1. God’s wrath is simultaneously present with his mercy.
a. We are complex beings: sometimes angry, sometimes nice; we’re complex, in a word: MOODY.
b. God is a simple being: His wrath and justice are inseparable from his mercy and grace. He is even-keeled, always merciful, always just.

2. God’s justice and God’s mercy must coexist, since he both recoils in pain when violence breaks out, and he acts in judgment at just the right time.

Gen. 6:5 ¶ But the Lord saw that the wickedness of humankind had become great on the earth. Every inclination of the thoughts of their minds was only evil all the time.

Gen. 6:6 The Lord was grieved that he had made man on the earth, and his heart was filled with pain.


IVP Dictionary of Biblical Imagery
Having said this, however, Scripture makes it clear that God does feel sorrow, and it is in this respect that we turn to the second aspect of the use of this image.
The disobedient actions of people are described as making him sad. So the sin of Sodom and Gomorrah was so “grievous” to him that he visited those places with his judgment (Gen 18:20).
The sins of his own people had a similar effect (Ps 78:40).
Isaiah describes them as grieving God’s Holy Spirit by their rebellion (Is 63:10),


ii. If there is justice, then we can forgive.
1. We can release our impulse for revenge.
2. We can find forgiveness possible.

If there is a JUDGE, who has the power, the knowledge, the right to give people what they deserve.
Only then, can you FORGIVE.

1 comment:

Lane Fusilier said...

Interesting things happen when you sit at home with an ice pack on your knee. Don't worry, it isn't bad; just there normal aches from working cattle for a week and then climbing in and out of the combine the next. Anyway, I thought I'd have some Lane for sermon this morning and ran a search. (My computer with all the great bookmarks and Bible software is in the shop, so I'm on Sarah's.)

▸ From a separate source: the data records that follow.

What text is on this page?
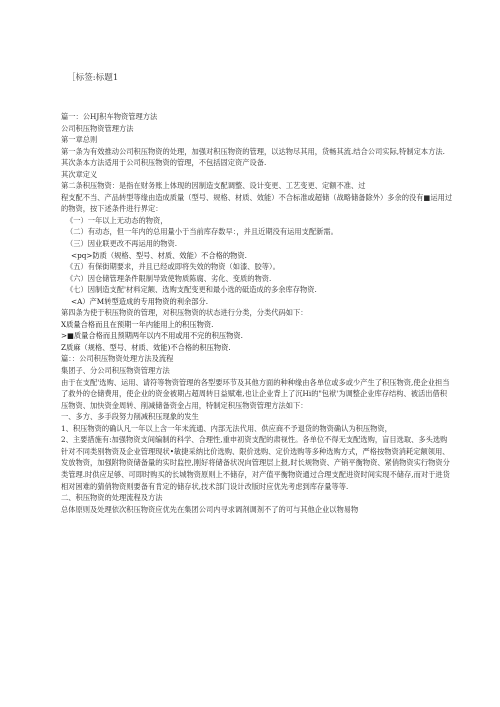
［标签:标题1

篇一：公HJ积车物资管理方法

公司积压物资管理方法

第一章总则

第一条为有效推动公司积压物资的处理，加强对积压物资的管理，以达物尽其用，货畅其流.结合公司实际,特制定本方法.

其次条本方法适用于公司积压物资的管理，不包括固定资产设备.

其次章定义

第二条积压物资：是指在财务账上体现的因制造支配调整、设计变更、工艺变更、定额不准、过

程支配不当、产品转型等缘由造成质量（型号、规格、材质、效能）不合标准或超储（战略储备除外）多余的没有■运用过的物资，按下述条件进行界定：

《一）一年以上无动态的物资，

（二）有动态，但一年内的总用量小于当前库存数早：，并且近期没有运用支配新需。

（三）因业联更改不再运用的物资.

<pq>防质（规格、型号、材质、效能）不合格的物资.

《五）有保街期要求，并且已经或即将失效的物资（如漆、胶等）。

《六）因仓储管理条件限制导致使物质陈腐、劣化、变质的物资.

《七）因制造支配'材料定额、选购支配变更和最小选的砥造成的多余库存物资.

<A）产M转型造成的专用物资的利余部分.

第四条为使于积压物资的管理，对积压物资的状态进行分类，分类代码如下：

X质量合格而且在预期一年内能用上的积压物资.

>■质量合格而且预期两年以内不用或用不完的积压物资.

Z质麻（规格、型号、材质、效能)不合格的积压物资.

篇：：公司积压物资处理方法及流程

集团子、分公司积压物资管理方法

由于在支配'选购、运用、请符等物资管理的各型要环节及其他方面的种种缘由各单位或多或少产生了积压物资,使企业担当了救外的仓储费用，使企业的资金被期占超周转日益赋难,也让企业背上了沉Hi的"包袱'为调整企业库存结构、被活出借积压物资、加快资金周转、削减储备资金占用，特制定积压物资管理方法如下：

一、多方、多手段努力削减积压现象的发生

1、积压物资的确认凡一年以上含一年未流通、内部无法代用、供应商不予退货的物资确认为积压物资，

2、主要措施有:加强物资支间编制的科学、合理性,重申初资支配的肃视性。各单位不得无支配选购，盲目选取、多头选购针对不同类别物资及企业管理现状•敏捷采纳比价选购、限价选购、定价选购等多种选购方式，严格按物资消耗定额领用、发放物资，加强附物资储备量的实时监控,刚好将储备状况向管理层上报,时长规物资、产销平衡物资、紧俏物资实行物资分类管理.时供应足够、可即时购买的长城物资原则上不储存，对产值平衡物资通过合理支配进资时间实现不储存,而对于进货相对困难的猜俏物资则要备有肯定的储存状,技术部门设计改版时应优先考虑到库存量等等.

二、积压物资的处理流程及方法

总体原则及处理依次积压物资应优先在集团公司内寻求调剂调剂不了的可与其他企业以物易物
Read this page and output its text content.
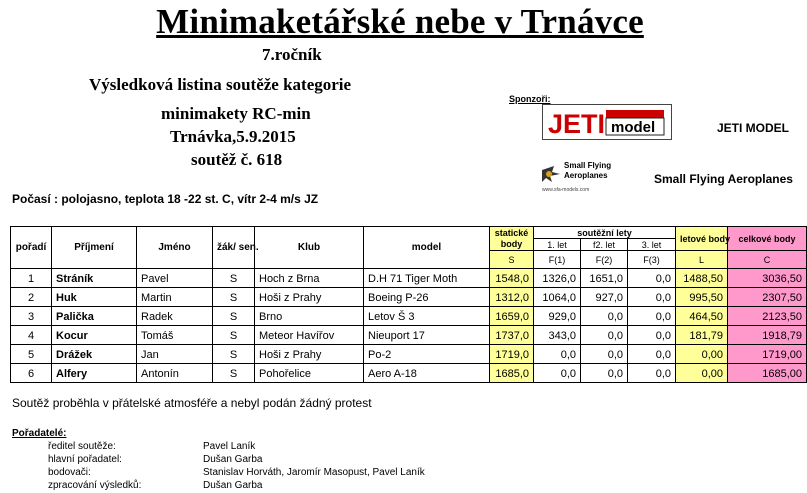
Minimaketářské nebe v Trnávce
7.ročník
Výsledková listina soutěže kategorie
minimakety RC-min
Trnávka,5.9.2015
soutěž č. 618
Sponzoři:
JETI model	JETI MODEL
Small Flying
Aeroplanes
www.sfa-models.com
Small Flying Aeroplanes
Počasí : polojasno, teplota 18 -22 st. C, vítr 2-4 m/s JZ
pořadí	Příjmení	Jméno	žák/ sen.	Klub	model	statické body	soutěžní lety			letové body	celkové body
							1. let	f2. let	3. let		
						S	F(1)	F(2)	F(3)	L	C
1	Stráník	Pavel	S	Hoch z Brna	D.H 71 Tiger Moth	1548,0	1326,0	1651,0	0,0	1488,50	3036,50
2	Huk	Martin	S	Hoši z Prahy	Boeing P-26	1312,0	1064,0	927,0	0,0	995,50	2307,50
3	Palička	Radek	S	Brno	Letov Š 3	1659,0	929,0	0,0	0,0	464,50	2123,50
4	Kocur	Tomáš	S	Meteor Havířov	Nieuport 17	1737,0	343,0	0,0	0,0	181,79	1918,79
5	Drážek	Jan	S	Hoši z Prahy	Po-2	1719,0	0,0	0,0	0,0	0,00	1719,00
6	Alfery	Antonín	S	Pohořelice	Aero A-18	1685,0	0,0	0,0	0,0	0,00	1685,00
Soutěž proběhla v přátelské atmosféře a nebyl podán žádný protest
Pořadatelé:
ředitel soutěže:	Pavel Laník
hlavní pořadatel:	Dušan Garba
bodovači:	Stanislav Horváth, Jaromír Masopust, Pavel Laník
zpracování výsledků:	Dušan Garba
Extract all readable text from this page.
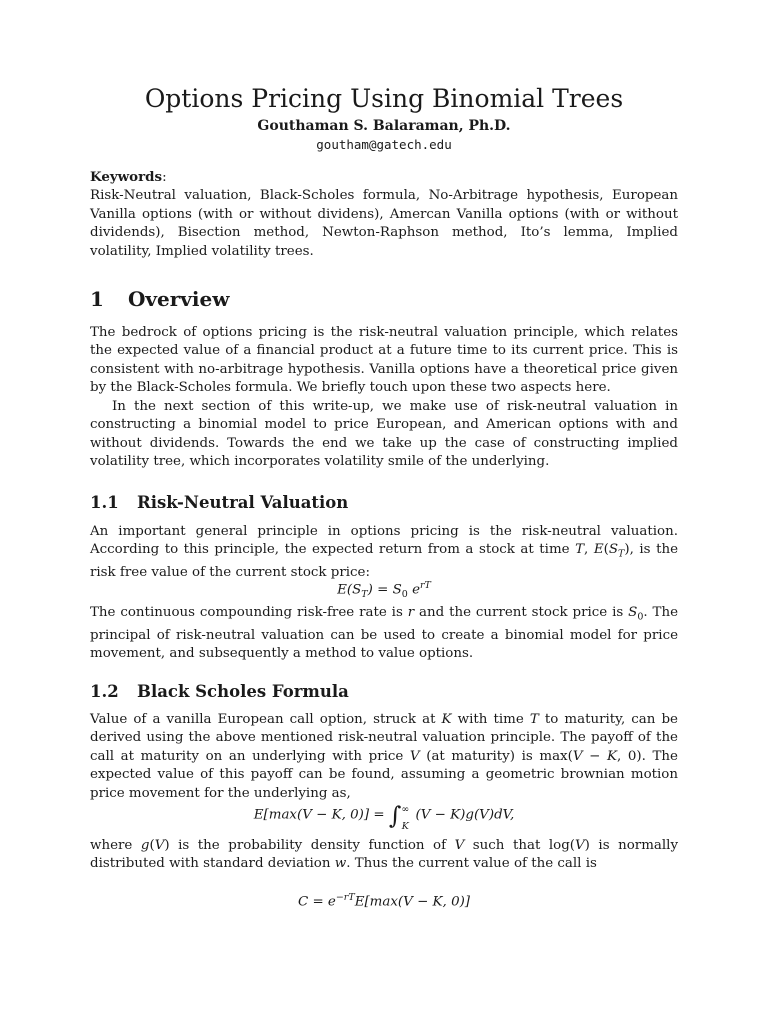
Options Pricing Using Binomial Trees
Gouthaman S. Balaraman, Ph.D.
goutham@gatech.edu
Keywords:
Risk-Neutral valuation, Black-Scholes formula, No-Arbitrage hypothesis, European Vanilla options (with or without dividens), Amercan Vanilla options (with or without dividends), Bisection method, Newton-Raphson method, Ito’s lemma, Implied volatility, Implied volatility trees.
1 Overview

The bedrock of options pricing is the risk-neutral valuation principle, which relates the expected value of a financial product at a future time to its current price. This is consistent with no-arbitrage hypothesis. Vanilla options have a theoretical price given by the Black-Scholes formula. We briefly touch upon these two aspects here.

In the next section of this write-up, we make use of risk-neutral valuation in constructing a binomial model to price European, and American options with and without dividends. Towards the end we take up the case of constructing implied volatility tree, which incorporates volatility smile of the underlying.

1.1 Risk-Neutral Valuation

An important general principle in options pricing is the risk-neutral valuation. According to this principle, the expected return from a stock at time T, $E(S_T)$, is the risk free value of the current stock price:

$E(S_T) = S_0$ $e^{rT}$

The continuous compounding risk-free rate is r and the current stock price is $S_0$. The principal of risk-neutral valuation can be used to create a binomial model for price movement, and subsequently a method to value options.

1.2 Black Scholes Formula

Value of a vanilla European call option, struck at K with time T to maturity, can be derived using the above mentioned risk-neutral valuation principle. The payoff of the call at maturity on an underlying with price V (at maturity) is max(V − K, 0). The expected value of this payoff can be found, assuming a geometric brownian motion price movement for the underlying as,

E[max(V − K, 0)] = ∫ ∞
K
(V − K)g(V)dV,

where g(V) is the probability density function of V such that log(V) is normally distributed with standard deviation w. Thus the current value of the call is

$C = e^{-rT}E[\max(V - K$, 0)]
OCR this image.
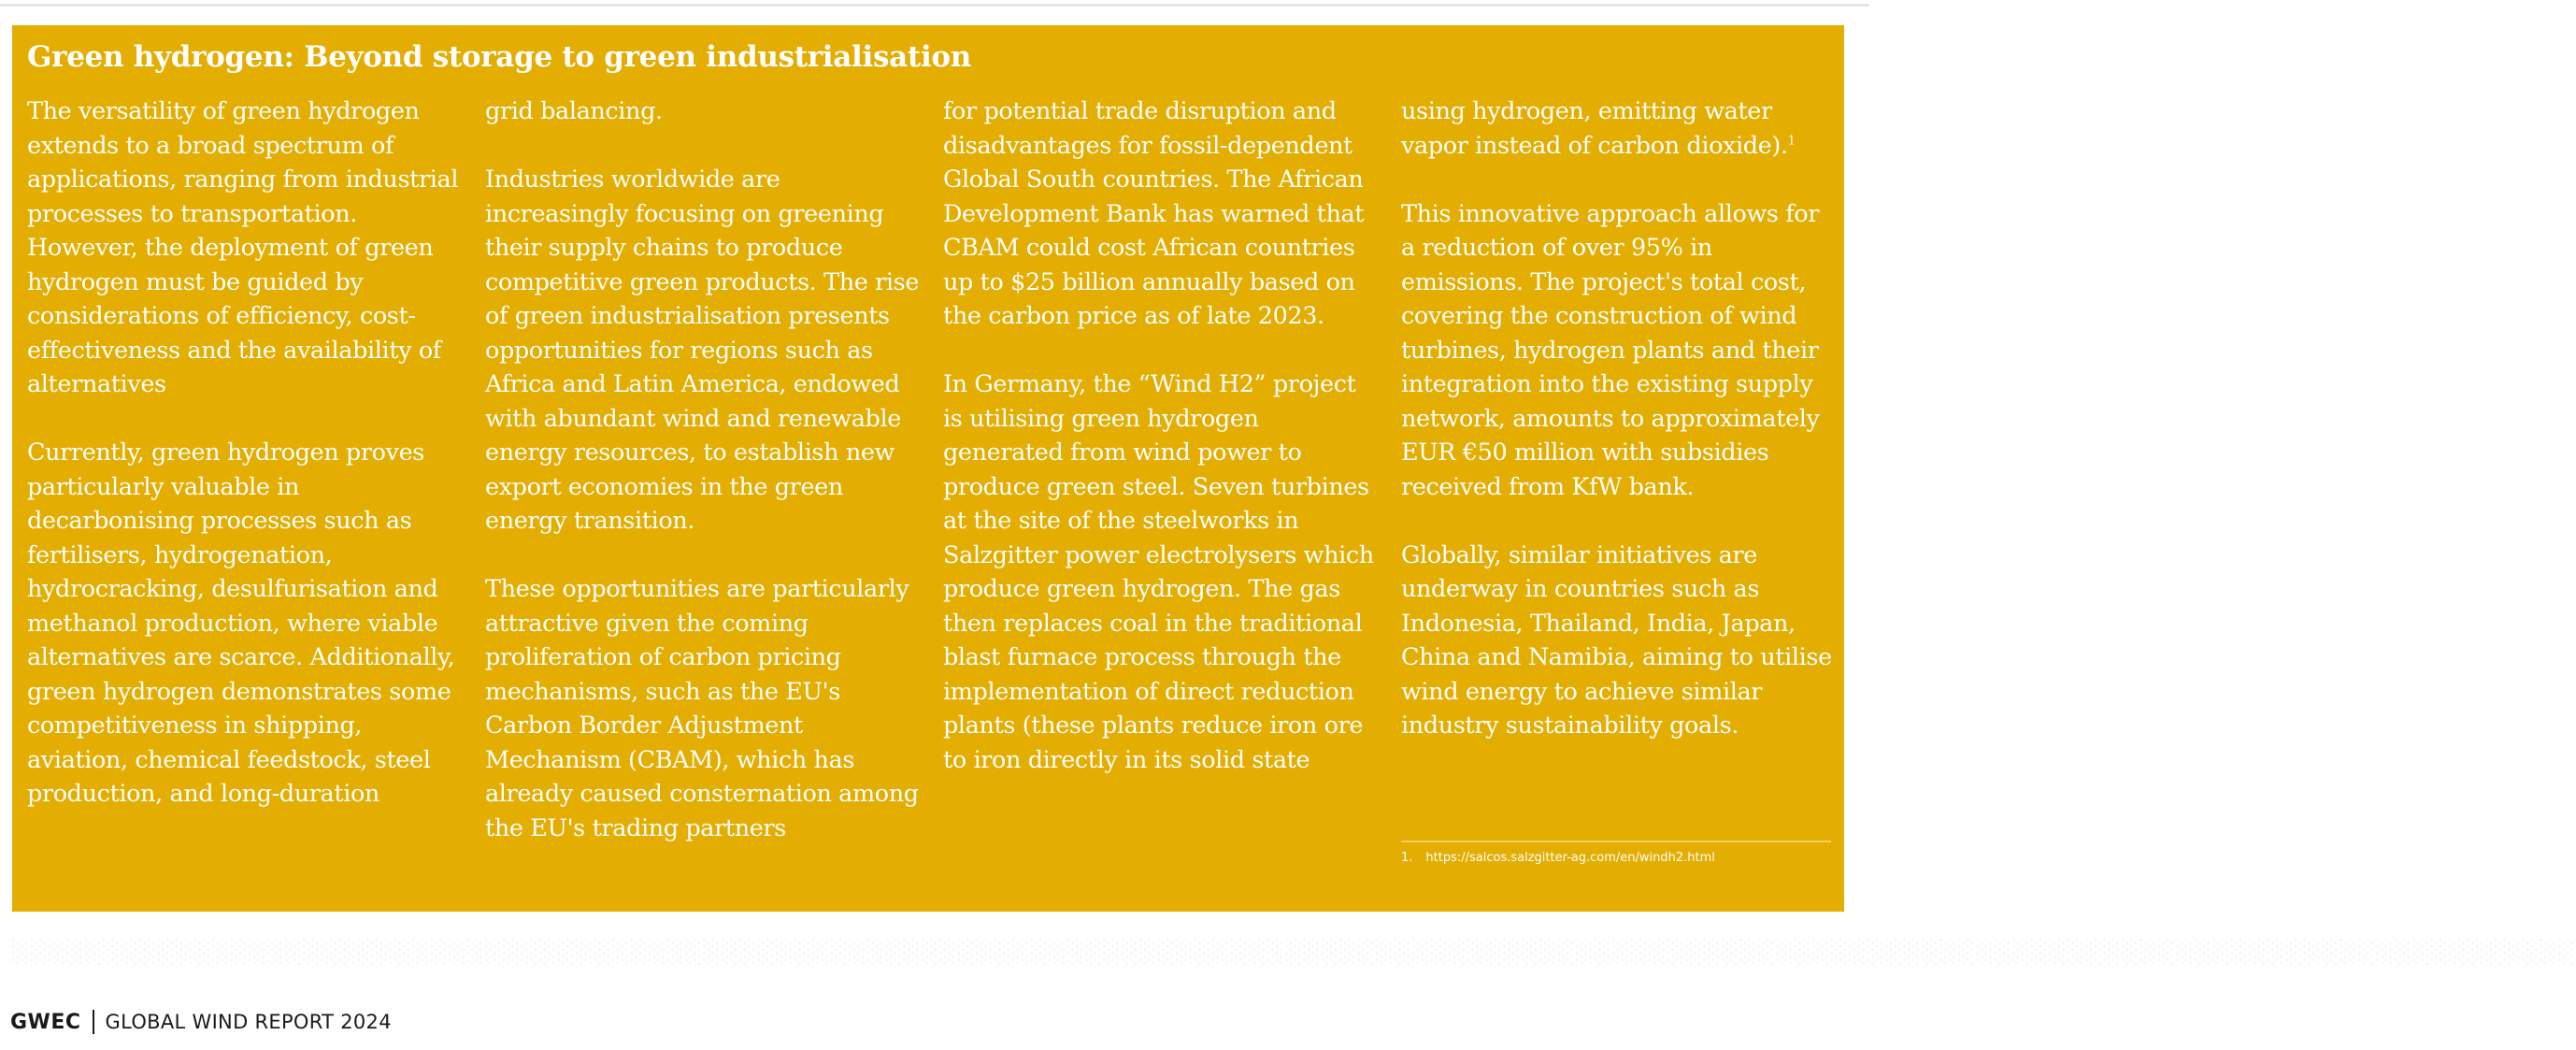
Green hydrogen: Beyond storage to green industrialisation

The versatility of green hydrogen extends to a broad spectrum of applications, ranging from industrial processes to transportation. However, the deployment of green hydrogen must be guided by considerations of efficiency, cost-effectiveness and the availability of alternatives

Currently, green hydrogen proves particularly valuable in decarbonising processes such as fertilisers, hydrogenation, hydrocracking, desulfurisation and methanol production, where viable alternatives are scarce. Additionally, green hydrogen demonstrates some competitiveness in shipping, aviation, chemical feedstock, steel production, and long-duration

grid balancing.

Industries worldwide are increasingly focusing on greening their supply chains to produce competitive green products. The rise of green industrialisation presents opportunities for regions such as Africa and Latin America, endowed with abundant wind and renewable energy resources, to establish new export economies in the green energy transition.

These opportunities are particularly attractive given the coming proliferation of carbon pricing mechanisms, such as the EU's Carbon Border Adjustment Mechanism (CBAM), which has already caused consternation among the EU's trading partners

for potential trade disruption and disadvantages for fossil-dependent Global South countries. The African Development Bank has warned that CBAM could cost African countries up to $25 billion annually based on the carbon price as of late 2023.

In Germany, the “Wind H2” project is utilising green hydrogen generated from wind power to produce green steel. Seven turbines at the site of the steelworks in Salzgitter power electrolysers which produce green hydrogen. The gas then replaces coal in the traditional blast furnace process through the implementation of direct reduction plants (these plants reduce iron ore to iron directly in its solid state

using hydrogen, emitting water vapor instead of carbon dioxide).$^1$

This innovative approach allows for a reduction of over 95% in emissions. The project's total cost, covering the construction of wind turbines, hydrogen plants and their integration into the existing supply network, amounts to approximately EUR €50 million with subsidies received from KfW bank.

Globally, similar initiatives are underway in countries such as Indonesia, Thailand, India, Japan, China and Namibia, aiming to utilise wind energy to achieve similar industry sustainability goals.

1. https://salcos.salzgitter-ag.com/en/windh2.html
░░░░░░░░░░░░░░░░░░░░░░░░░░░░░░░░░░░░░░░░░░░░░░░░░░░░░░░░░░░░░░░░░░░░░░░░░░░░░░░░░░░░░░░░░░░░░░░░░░░░░░░░░░░░░░░░░░░░░░░░░░░░░░░░░░░░░░░░░░░░░
GWEC GLOBAL WIND REPORT 2024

I find you have an interesting blog, a shadow of meeting at Subway for the evening. My comment on the most recent post is from J. Edwards' most famous text.

Heb. 10:30-31 For we know the one who said, “Vengeance is mine, I will repay,”and again, “The Lord will judge his people.” It is a terrifying thing to fall into the hands of the living God. NET

It always strikes me, of course, that this is probably more about US than THEM.

Thanks for the article on Psalms. Interesting food for thought.

You have joined Dan Wallace on my Google news reader. Pretty good company, I'd say.